“Gli ultimi dodici giorni”. Il film sull’addio al tennis di Roger Federer, l’artista della racchetta
Su Prime Video vanno in scena le ultime battute della carriera dell’ex campione svizzero del tennis. Un documentario firmato da Joe Sabia e del premio Oscar Asif Kapadia ad alto tasso emotivo, che conferma l’amore del cinema per uno sport che è metafora di vita
Il tennis è metafora di vita, ma non è solo una sfida tra due persone, è prima di tutto una sfida con e contro se stessi. È una forma d’arte, una danza di movimenti, “una partita a scacchi psicologica e fisica”, una corsa a ostacoli, una lotta di teste, un gioco di perseveranza, tattica, istinto, resistenza, velocità, leggerezza, potenza, eleganza, fortuna, impegno. Ma è anche dolore allo stato puro, un saliscendi di emozioni, dall’esaltazione al fallimento, dal pensiero negativo che torna instancabile all’errore, in un ripetersi di pattern, sino a rabbia, tristezza o felicità. E tutto accade durante un unico game, un unico set, un unico match che, come la vita, non sai quanto durerà. A un certo punto, però devi farti da parte: “È il circolo della vita, qualcuno arriva, qualcuno se ne va”. Ad andarsene è Roger in Federer – Gli ultimi dodici giorni (Prime Video), il racconto dell’addio al tennis del campione svizzero, che è molto più di un semplice “fine carriera”. Perché il tennis, come si diceva, è metafora di vita e il cinema non può non mettere in scena qualunque tema che ne sintetizzi l’essenza.

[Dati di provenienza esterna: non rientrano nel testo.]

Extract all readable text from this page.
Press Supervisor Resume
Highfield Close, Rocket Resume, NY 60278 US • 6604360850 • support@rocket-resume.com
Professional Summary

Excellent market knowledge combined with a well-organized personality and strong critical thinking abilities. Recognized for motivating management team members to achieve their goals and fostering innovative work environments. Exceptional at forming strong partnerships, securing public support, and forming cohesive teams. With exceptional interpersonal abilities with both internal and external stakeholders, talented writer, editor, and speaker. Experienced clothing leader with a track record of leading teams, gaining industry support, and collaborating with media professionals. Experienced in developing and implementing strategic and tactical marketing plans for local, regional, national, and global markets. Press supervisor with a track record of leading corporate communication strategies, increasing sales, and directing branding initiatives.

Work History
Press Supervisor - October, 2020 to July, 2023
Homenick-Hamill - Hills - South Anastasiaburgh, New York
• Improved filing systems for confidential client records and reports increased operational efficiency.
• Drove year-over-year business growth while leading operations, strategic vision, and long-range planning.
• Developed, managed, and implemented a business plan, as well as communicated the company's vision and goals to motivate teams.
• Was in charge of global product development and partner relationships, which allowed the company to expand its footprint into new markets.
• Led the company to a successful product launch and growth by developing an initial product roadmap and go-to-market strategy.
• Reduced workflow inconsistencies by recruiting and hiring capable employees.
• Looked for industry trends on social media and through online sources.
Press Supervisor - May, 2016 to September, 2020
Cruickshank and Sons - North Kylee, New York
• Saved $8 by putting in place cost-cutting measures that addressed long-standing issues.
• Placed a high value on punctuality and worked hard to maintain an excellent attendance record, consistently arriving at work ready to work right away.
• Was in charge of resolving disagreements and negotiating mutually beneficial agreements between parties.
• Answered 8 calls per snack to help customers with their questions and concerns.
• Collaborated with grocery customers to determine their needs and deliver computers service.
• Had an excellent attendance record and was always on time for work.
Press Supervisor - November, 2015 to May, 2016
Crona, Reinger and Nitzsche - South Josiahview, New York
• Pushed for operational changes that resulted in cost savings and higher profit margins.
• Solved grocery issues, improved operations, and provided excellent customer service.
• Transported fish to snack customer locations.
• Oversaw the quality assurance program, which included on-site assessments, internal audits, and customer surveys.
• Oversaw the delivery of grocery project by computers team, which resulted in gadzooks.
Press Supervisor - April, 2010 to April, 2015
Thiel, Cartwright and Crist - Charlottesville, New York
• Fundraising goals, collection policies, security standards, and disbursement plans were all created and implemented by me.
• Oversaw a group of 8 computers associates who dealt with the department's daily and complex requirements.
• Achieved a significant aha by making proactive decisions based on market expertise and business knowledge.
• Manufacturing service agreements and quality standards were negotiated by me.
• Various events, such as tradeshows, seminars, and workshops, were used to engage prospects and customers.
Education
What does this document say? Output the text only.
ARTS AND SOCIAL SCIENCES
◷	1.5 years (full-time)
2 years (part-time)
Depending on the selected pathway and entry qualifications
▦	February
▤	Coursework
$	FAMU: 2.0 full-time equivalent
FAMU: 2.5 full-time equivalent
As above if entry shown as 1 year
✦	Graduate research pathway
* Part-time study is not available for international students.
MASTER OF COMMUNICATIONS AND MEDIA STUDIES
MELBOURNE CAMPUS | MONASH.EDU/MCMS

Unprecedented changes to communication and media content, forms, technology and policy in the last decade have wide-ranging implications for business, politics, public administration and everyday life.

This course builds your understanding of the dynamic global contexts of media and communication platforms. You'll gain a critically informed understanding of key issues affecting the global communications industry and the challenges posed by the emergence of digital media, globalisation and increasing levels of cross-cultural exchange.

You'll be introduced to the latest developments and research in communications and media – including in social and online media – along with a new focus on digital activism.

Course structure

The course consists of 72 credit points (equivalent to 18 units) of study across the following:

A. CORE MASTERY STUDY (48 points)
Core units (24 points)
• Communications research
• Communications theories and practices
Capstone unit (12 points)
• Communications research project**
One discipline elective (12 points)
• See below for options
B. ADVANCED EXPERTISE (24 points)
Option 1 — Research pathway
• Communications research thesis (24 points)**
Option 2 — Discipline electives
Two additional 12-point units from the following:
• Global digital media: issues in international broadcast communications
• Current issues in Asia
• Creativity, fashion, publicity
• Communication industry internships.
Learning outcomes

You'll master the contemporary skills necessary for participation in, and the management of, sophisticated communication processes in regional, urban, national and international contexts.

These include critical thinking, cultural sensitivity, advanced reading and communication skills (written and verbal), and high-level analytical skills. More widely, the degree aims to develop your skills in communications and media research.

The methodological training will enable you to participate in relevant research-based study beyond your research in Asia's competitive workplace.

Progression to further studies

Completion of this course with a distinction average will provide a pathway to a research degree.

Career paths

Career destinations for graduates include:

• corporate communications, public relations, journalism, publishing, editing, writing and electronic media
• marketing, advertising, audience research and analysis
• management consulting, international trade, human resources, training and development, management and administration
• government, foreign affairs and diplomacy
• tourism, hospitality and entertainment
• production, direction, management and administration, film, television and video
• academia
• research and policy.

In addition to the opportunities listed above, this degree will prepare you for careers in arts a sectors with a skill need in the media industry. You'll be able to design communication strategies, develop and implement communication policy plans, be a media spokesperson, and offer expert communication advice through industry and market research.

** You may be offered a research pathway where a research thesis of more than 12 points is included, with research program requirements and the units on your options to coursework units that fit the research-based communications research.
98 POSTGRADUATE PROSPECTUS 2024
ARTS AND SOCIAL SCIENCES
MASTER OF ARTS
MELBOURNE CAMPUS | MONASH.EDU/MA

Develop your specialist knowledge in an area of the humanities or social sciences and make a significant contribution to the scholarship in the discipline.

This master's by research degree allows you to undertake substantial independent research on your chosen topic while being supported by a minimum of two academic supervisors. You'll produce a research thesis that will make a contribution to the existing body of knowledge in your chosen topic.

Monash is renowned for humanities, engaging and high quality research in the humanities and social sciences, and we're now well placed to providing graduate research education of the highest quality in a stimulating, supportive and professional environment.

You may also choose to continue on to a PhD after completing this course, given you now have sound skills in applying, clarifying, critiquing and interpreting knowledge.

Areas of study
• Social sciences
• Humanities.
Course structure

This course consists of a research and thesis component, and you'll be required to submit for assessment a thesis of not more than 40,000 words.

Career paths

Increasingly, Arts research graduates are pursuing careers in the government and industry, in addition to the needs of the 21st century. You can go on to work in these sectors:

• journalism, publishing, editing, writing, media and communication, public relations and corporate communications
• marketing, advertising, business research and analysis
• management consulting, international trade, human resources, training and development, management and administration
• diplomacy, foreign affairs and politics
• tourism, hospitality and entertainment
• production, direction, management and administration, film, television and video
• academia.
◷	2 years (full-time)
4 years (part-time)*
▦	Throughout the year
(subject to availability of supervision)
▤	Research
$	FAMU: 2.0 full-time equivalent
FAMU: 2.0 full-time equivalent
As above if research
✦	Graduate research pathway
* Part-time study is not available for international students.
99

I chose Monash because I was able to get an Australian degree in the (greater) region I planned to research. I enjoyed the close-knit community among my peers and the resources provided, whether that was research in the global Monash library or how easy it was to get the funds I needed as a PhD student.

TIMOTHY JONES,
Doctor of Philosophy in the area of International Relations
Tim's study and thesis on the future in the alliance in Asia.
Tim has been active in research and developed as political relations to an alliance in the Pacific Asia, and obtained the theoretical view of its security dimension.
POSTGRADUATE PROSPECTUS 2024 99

Cinema e tennis: i precedenti
Così si sprecano i film sul tennis, da Match Point di Woody Allen che condensa, nella caduta di una pallina, l’ironia del destino a Challangers di Luca Guadagnino, dove il tennis è un compendio sulle relazioni passionali e d’amore. E poi ci sono le biografie sul sogno americano, come Una famiglia vincente sulle sorelle Williams, ma anche i racconti di grandi momenti come La battaglia dei sessi, dove l’iconica Billie Jean King sfida il patriarcato dell’ex campione Bobby Riggs. O ancora le mitiche rivalità, vero e proprio scontro di personalità, di visioni del mondo agli antipodi, come Borg McEnroe. Senza dimenticare i documentari come The world vs Becker, sulla disfatta umana ed economica del tedesco, Una squadra, dove 4 campioni, in primis Panatta, “vincono” dittature “battuta dopo battuta”, Untold sulla salute mentale tra un tiro e l’altro, Andy Murray: Resurfacing sulla sofferenza fisica e sulla voglia di rinascere.
“Federer – Gli ultimi dodici giorni”. Il film
Ma soprattutto, Federer – Gli ultimi dodici giorni di Joe Sabia e del premio Oscar Asif Kapadia (Amy). Un documentario atipico, se si pensa che nelle primarie intenzione del campione svizzero, c’era la volontà di farne un filmino di famiglia. Ma il materiale raccolto, le emozioni in “campo” erano davvero troppo universali. In gioco, c’era l’intera esistenza di un uomo con la sua morte senza la morte, perché “gli sportivi muoiono due volte, la prima è quando terminano la carriera professionale”.
La vera essenza dell’agonismo
Il film racconta gli ultimi dodici giorni del “più bel giocatore di tennis che abbia mai visto”, parola di McEnroe, perché “Roger è un artista della racchetta”, aggiunge Borg. Insomma, “non vedremo mai più un giocatore con quel flow, eleganza, perfezione, armonia”, conclude Nadal, altro dio indiscusso del tennis, insieme a Đoković che si emoziona quando Federer gli parla. E questi sono solo alcuni dei nomi che omaggiano Roger Federer nel documentario sull’addio del campione, che, dopo un infortunio casalingo, viene sottoposto a più operazioni alle ginocchia. Certo torna, vince ancora, ma ormai, non è più lo stesso. A quarant’anni il corpo perde i colpi, li perde in campo contro avversari più giovani che lo adorano, come Berrettini, presente proprio all’ultima partita di Federer. E rieccoci alla metafora di vita, perché si tratta della Laver Cup, torneo ideato dallo stesso Federer, ovvero la sfida tra Europa e Resto del mondo. A capitanarle, Borg da una parte e McEnroe dall’altra. Insomma, questo film – forse non un capolavoro di regia o di repertorio: gli appassionati vorranno più tennis – è senz’altro una storia di umanità, di amore, famiglia, emozioni, solidarietà, personalità. E vi farà piangere come hanno pianto Federer e Nadal, seduti uno accanto all’altro, in una rivalità che è amicizia, perché se sei bravo lo devi all’avversario che ti migliora. Non è questa la vera essenza dell’agonismo? Beh, se non lo è, dovrebbe esserlo!